Of the 20,000 trees marked dead or hazardous in 2014, when Dr. Carmichael’s study began, the city had removed only 2,000 or so.

So it's understandable that of the more than 150 Detroit residents that Carmichael interviewed, many of them viewed the trees as something that they themselves would have to one day take responsibility for.

"Even though it's city property, we're gonna end up having to care for it and raking leaves and God knows whatever else we might have to do," said one woman interviewed for the study.

Additional factors discovered by Carmichael over the course of her three-year study included distrust of any program tied to the city government as well as a lack of participation extended to residents by organizers of the tree planting initiative.

"What this study shows is why meaningful involvement is so important to making sure these tree-planting efforts are environmentally just," she told Earther. "And realizing that trees are living things. In urban environments, they do need care to live in some harmony with people."

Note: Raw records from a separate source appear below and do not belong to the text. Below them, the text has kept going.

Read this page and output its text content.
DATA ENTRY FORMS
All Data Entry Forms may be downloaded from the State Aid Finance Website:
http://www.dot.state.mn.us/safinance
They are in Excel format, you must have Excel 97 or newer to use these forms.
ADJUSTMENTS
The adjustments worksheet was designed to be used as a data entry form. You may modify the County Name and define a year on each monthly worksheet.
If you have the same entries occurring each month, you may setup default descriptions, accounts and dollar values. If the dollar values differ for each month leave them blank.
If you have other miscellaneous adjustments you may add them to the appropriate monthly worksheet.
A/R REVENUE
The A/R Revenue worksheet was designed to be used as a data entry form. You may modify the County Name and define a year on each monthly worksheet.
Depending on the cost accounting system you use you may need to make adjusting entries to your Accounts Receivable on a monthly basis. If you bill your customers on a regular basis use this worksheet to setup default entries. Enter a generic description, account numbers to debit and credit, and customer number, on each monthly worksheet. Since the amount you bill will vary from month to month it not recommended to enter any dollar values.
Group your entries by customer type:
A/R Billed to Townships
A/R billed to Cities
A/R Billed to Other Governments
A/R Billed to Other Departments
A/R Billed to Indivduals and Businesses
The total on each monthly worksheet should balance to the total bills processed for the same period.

Lessons for positive growth

After presenting her finding to officials at The Greening of Detroit, the group put in motion changes that included a focus on greater community engagement, choice and follow-up communication.

"As a result of our refined focus, [our program] has brought thousands of residents together to not only plant trees, but gain a greater understanding of the benefits of trees in their communities," Monica Tabares of The Greening of Detroit said.

Carmichael's study also offers important lessons for other municipalities considering launching their own tree-planting initiatives. The real success won't come from the number of young trees in the ground, but from the communities that embrace and nourish them in the decades and even centuries to come.

"Healthy urban forests cannot be measured just by the number of trees planted," she said. "We also have to capture who is involved, and how that involvement affects the well-being of people and trees in the long-term."